Kafka Consumer Offset

Hi all,

we are using package named “Confluent kafka” in python code to consume the data from kafka topics. after we are consuming the data from kafka topics and processing it for our needs, we are committing the offset manually. Normally, offset is committed automatically but we are controlling the committing offset because after consuming the data if it fails in processing or transforming the data, we will not commit the offset.

With this approach, we are seeing offset is not getting committed sometimes but it supposed to commit. Can you please suggest on this and confirm if this is the best practice to commit offset manually.

Are you committing synchronously or async? Could you share a code snippet?

It’s really a use case-dependent tradeoff decision rather than a best practice. You’ll get granular control to prevent or minimize duplicates, at some code complexity and (potential) performance cost.

Hi @dtroiano,

This is the code snippet which we are using to commit offset manually

from confluent_kafka import Consumer

configuring Kafka consumer

consumer_config = {
‘bootstrap.servers’: ‘xxxx.xxxx.xxx:9092’,
‘group.id’: ‘xyz’,
‘default.topic.config’: {
‘auto.offset.reset’: ‘earliest’
},
‘enable.auto.commit’: False
}
all_topic_consumer = Consumer(**consumer_config)

subscribing to the kafka topic

all_topic_consumer.subscribe([‘topic_x’])

consuming topic messages

all_topics_batch = all_topic_consumer.consume(
num_messages=10000,
timeout=30)

doing some operations on consumed messeges

if len(all_topics_batch) > 0:
#Operations
pass

commiting the consumer

all_topic_consumer.commit()

Please check and let us know if there are any changes to be done on the code level

Since you’re committing async, try adding a commit callback to see if any errors crop up in the callback. For example:

def on_commit(err, partitions):
    if err is not None:
        print("err is " + str(err))
    else:
        print("no error on commit, committed: " + str(partitions))

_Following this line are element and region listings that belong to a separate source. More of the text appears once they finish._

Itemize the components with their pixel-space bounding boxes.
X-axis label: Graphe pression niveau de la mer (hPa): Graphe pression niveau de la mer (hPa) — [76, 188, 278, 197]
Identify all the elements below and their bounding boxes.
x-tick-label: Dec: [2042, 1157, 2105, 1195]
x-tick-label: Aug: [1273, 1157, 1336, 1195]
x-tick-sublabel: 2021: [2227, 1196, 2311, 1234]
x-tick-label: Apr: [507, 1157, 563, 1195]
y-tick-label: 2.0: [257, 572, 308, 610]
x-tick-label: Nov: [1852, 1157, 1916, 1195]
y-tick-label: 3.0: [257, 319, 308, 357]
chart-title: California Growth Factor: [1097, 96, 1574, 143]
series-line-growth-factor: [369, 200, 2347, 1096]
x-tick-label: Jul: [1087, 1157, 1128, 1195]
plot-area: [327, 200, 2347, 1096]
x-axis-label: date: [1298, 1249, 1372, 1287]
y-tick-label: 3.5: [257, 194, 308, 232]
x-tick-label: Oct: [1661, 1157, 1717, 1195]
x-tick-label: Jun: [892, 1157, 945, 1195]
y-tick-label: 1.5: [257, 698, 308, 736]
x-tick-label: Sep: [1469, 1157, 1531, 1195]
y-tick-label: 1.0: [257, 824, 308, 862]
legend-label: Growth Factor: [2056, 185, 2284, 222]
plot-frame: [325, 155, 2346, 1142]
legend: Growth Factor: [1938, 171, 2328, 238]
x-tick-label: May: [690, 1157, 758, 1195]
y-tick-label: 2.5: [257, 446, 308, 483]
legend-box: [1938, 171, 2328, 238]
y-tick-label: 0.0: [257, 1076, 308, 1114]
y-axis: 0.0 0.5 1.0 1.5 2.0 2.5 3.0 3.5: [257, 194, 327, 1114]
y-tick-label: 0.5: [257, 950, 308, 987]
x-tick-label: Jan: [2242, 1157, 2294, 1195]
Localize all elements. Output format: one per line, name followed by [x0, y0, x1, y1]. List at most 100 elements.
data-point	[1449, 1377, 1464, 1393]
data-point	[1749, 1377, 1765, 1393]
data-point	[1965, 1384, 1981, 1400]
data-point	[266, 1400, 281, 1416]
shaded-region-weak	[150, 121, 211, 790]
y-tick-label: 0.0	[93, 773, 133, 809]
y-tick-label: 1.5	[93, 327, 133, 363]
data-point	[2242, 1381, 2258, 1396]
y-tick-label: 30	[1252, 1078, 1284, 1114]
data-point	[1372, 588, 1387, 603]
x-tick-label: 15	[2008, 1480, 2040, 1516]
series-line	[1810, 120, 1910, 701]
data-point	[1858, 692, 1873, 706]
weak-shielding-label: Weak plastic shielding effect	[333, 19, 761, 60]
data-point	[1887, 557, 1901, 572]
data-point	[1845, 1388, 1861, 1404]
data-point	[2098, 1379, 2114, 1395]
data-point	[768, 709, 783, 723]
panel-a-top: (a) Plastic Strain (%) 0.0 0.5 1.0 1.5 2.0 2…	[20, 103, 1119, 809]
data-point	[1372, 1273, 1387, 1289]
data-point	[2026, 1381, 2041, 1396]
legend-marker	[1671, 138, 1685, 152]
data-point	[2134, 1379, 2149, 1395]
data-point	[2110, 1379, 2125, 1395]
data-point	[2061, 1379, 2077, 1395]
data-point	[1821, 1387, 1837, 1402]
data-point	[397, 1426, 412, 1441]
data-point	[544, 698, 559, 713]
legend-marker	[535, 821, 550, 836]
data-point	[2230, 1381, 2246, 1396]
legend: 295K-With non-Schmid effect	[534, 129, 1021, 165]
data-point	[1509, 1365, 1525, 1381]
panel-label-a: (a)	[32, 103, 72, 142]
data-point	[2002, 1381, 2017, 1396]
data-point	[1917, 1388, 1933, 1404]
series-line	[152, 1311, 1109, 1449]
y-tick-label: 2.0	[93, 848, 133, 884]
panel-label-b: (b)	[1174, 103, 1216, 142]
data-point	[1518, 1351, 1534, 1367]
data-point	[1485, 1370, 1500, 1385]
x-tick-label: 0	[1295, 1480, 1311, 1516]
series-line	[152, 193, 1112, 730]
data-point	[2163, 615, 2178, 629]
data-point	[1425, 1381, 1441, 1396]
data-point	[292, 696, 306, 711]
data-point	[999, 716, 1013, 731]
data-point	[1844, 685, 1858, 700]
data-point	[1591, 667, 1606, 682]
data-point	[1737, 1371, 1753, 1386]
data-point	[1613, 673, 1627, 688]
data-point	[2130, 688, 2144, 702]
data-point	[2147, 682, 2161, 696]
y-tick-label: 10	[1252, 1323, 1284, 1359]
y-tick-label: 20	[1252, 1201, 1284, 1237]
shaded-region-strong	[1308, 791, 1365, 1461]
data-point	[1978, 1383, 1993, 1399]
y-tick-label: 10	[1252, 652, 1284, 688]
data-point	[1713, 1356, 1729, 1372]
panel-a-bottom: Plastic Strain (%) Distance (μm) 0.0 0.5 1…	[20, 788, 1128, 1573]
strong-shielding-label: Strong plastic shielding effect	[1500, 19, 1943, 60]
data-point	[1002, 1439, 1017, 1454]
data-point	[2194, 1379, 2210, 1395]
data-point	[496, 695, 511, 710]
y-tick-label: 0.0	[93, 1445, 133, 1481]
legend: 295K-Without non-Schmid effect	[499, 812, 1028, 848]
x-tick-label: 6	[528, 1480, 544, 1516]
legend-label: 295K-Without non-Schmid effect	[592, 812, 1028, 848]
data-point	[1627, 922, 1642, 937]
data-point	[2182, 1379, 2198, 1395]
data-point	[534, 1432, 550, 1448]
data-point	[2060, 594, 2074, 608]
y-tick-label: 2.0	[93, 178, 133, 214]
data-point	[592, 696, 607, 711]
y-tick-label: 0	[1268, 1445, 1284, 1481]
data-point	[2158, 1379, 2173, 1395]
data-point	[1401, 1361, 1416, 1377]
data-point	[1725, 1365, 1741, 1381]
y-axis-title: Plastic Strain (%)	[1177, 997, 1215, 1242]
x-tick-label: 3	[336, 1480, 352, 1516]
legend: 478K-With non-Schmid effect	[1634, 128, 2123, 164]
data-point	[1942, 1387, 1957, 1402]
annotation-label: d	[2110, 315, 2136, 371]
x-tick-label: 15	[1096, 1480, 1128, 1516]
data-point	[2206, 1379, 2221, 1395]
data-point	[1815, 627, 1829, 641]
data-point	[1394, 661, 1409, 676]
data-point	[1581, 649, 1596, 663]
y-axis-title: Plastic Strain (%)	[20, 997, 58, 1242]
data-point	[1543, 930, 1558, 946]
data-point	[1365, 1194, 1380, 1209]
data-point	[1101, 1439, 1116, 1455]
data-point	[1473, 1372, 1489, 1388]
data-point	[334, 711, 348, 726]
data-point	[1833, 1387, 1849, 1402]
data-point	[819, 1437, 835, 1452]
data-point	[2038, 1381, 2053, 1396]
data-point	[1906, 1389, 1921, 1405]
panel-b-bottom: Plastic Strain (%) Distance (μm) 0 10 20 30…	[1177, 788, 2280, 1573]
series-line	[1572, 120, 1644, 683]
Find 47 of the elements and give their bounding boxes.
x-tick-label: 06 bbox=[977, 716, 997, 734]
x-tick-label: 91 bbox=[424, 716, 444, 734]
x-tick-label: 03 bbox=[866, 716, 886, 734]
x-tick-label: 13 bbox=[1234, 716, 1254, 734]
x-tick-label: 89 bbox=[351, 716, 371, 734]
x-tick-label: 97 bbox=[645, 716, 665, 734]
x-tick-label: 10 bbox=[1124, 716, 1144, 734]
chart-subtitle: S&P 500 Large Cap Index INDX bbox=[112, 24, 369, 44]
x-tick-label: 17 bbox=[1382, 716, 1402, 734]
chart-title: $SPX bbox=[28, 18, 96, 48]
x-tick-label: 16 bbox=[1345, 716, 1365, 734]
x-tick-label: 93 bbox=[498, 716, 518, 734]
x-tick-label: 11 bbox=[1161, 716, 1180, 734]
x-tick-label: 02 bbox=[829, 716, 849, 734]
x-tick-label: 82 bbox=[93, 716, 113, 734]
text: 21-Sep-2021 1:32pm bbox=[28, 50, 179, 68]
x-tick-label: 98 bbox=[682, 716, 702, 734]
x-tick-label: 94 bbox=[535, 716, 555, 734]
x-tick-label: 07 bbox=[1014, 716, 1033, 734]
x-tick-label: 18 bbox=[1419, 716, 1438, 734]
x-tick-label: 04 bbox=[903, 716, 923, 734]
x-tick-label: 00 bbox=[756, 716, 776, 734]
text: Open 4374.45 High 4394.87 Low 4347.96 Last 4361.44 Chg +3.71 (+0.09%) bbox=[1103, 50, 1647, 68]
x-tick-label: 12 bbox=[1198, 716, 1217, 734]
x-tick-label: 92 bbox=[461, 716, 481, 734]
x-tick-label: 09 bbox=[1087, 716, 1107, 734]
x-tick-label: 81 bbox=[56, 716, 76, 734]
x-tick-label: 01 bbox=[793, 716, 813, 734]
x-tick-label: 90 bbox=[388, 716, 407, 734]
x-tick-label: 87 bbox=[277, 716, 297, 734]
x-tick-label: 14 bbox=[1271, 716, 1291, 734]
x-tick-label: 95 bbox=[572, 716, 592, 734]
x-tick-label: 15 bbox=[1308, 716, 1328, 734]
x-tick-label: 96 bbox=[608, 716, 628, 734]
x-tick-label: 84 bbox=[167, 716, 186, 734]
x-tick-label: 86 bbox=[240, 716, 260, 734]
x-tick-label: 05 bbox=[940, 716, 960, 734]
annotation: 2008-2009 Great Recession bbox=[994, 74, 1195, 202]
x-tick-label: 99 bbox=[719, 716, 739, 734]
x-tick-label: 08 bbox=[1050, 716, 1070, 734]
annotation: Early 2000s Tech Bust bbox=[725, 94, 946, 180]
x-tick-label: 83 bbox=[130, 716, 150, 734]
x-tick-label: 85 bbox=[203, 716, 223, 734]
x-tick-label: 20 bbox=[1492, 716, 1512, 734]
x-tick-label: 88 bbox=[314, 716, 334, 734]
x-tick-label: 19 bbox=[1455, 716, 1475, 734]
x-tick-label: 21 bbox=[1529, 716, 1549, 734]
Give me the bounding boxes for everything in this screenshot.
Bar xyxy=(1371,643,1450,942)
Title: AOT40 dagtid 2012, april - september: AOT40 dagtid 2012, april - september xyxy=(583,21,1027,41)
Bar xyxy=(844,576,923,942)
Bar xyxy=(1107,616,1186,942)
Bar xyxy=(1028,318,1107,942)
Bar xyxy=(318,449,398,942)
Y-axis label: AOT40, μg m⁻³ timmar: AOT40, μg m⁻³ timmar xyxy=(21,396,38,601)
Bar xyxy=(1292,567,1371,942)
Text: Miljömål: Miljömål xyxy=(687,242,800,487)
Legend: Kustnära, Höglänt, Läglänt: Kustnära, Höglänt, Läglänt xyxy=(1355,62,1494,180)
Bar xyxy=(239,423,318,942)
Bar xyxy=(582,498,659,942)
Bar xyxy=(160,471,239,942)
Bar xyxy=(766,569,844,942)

And add it to your consumer config:

consumer_config = {
    'bootstrap.servers': 'xxxx.xxxx.xxx:9092',
    'group.id': 'xyz',
    'default.topic.config': {
        'auto.offset.reset': 'earliest'
    },
    'enable.auto.commit': False,
    'on_commit': on_commit
}

Hi @dtroiano,

i have tried the code and captured the error message in which it is showing “Exceeded max.poll.interval”

I consume messages from a topic, process them, and commit the offsets after processing is complete. However, sometimes the message processing takes longer than the max.poll.interval.ms, which causes the consumer to be considered idle or dead, leading to rebalancing in the consumer group.

Can you suggest any solutions to keep the consumer alive and avoid this issue?